Dans un timing qui interroge autant qu’il surprend, la fédération ghanéenne de football a décidé de se séparer de Otto Addo, à un peu plus de deux mois du coup d’envoi de la Coupe du monde 2026. L’annonce est tombée dans la nuit de lundi à mardi, quelques heures seulement après une défaite face à l’Allemagne (1-2), venue confirmer une dynamique négative déjà préoccupante.
Trois jours plus tôt, les Black Stars avaient essuyé un revers cinglant contre l’Autriche (1-5), accentuant les doutes autour de la capacité du technicien à relancer une équipe en perte de repères. Ces contre-performances en cascade semblent avoir précipité une décision devenue inévitable pour les dirigeants du football ghanéen, soucieux d’éviter un naufrage à l’échelle mondiale.
Dans un communiqué sobre, la Ghana Football Association a confirmé la fin de collaboration, précisant qu’une nouvelle orientation technique sera annoncée « en temps voulu ». Une manière de laisser planer le suspense sur l’identité du futur sélectionneur, mais aussi de gagner un temps précieux dans une course contre la montre désormais engagée.
Car le défi est immense.

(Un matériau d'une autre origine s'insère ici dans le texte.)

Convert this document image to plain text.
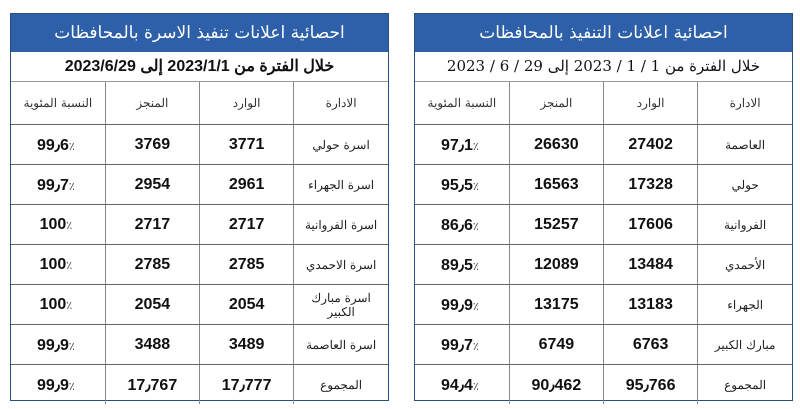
احصائية اعلانات تنفيذ الاسرة بالمحافظات
خلال الفترة من 2023/1/1 إلى 2023/6/29
الادارة	الوارد	المنجز	النسبة المئوية
اسرة حولي	3771	3769	99٫6٪
اسرة الجهراء	2961	2954	99٫7٪
اسرة الفروانية	2717	2717	100٪
اسرة الاحمدي	2785	2785	100٪
اسرة مبارك الكبير	2054	2054	100٪
اسرة العاصمة	3489	3488	99٫9٪
المجموع	17٫777	17٫767	99٫9٪
احصائية اعلانات التنفيذ بالمحافظات
خلال الفترة من 1 / 1 / 2023 إلى 29 / 6 / 2023
الادارة	الوارد	المنجز	النسبة المئوية
العاصمة	27402	26630	97٫1٪
حولي	17328	16563	95٫5٪
الفروانية	17606	15257	86٫6٪
الأحمدي	13484	12089	89٫5٪
الجهراء	13183	13175	99٫9٪
مبارك الكبير	6763	6749	99٫7٪
المجموع	95٫766	90٫462	94٫4٪
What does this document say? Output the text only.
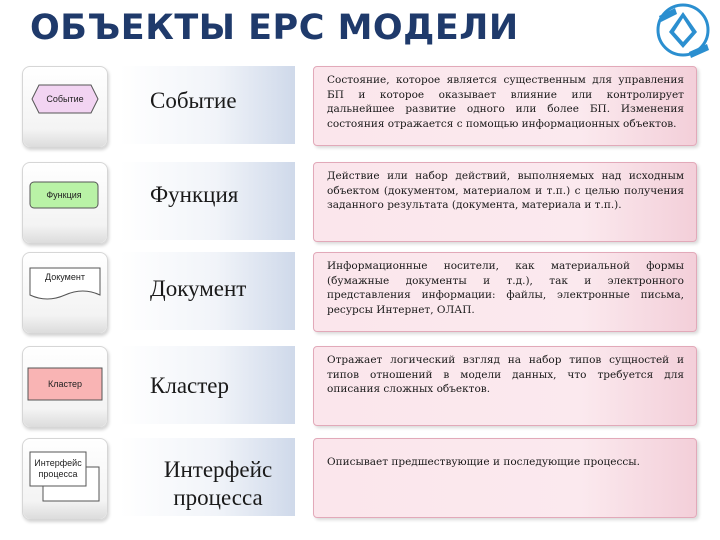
ОБЪЕКТЫ EPC МОДЕЛИ
Событие	Событие

Состояние, которое является существенным для управления БП и которое оказывает влияние или контролирует дальнейшее развитие одного или более БП. Изменения состояния отражается с помощью информационных объектов.

Функция	Функция

Действие или набор действий, выполняемых над исходным объектом (документом, материалом и т.п.) с целью получения заданного результата (документа, материала и т.п.).

Документ	Документ

Информационные носители, как материальной формы (бумажные документы и т.д.), так и электронного представления информации: файлы, электронные письма, ресурсы Интернет, ОЛАП.

Кластер	Кластер

Отражает логический взгляд на набор типов сущностей и типов отношений в модели данных, что требуется для описания сложных объектов.

Интерфейс процесса	Интерфейс процесса

Описывает предшествующие и последующие процессы.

Logé dans un groupe relevé aux côtés de l’Angleterre, de la Croatie et du Panama, le Ghana devra rapidement retrouver une cohésion et une ambition à la hauteur de son histoire. À ce stade de la préparation, tout changement comporte sa part de risque, entre nécessité de réaction et manque de continuité.
Le départ d’Otto Addo illustre en tout cas la pression extrême qui entoure les sélections africaines à l’approche des grandes compétitions. Entre exigences de résultats immédiats et attentes populaires, les fédérations n’hésitent plus à trancher, même à la veille des échéances les plus cruciales.
Reste désormais à savoir si ce pari audacieux permettra aux Black Stars de renaître à temps, ou s’il laissera des traces durables dans la préparation d’un Mondial qui s’annonce déjà décisif.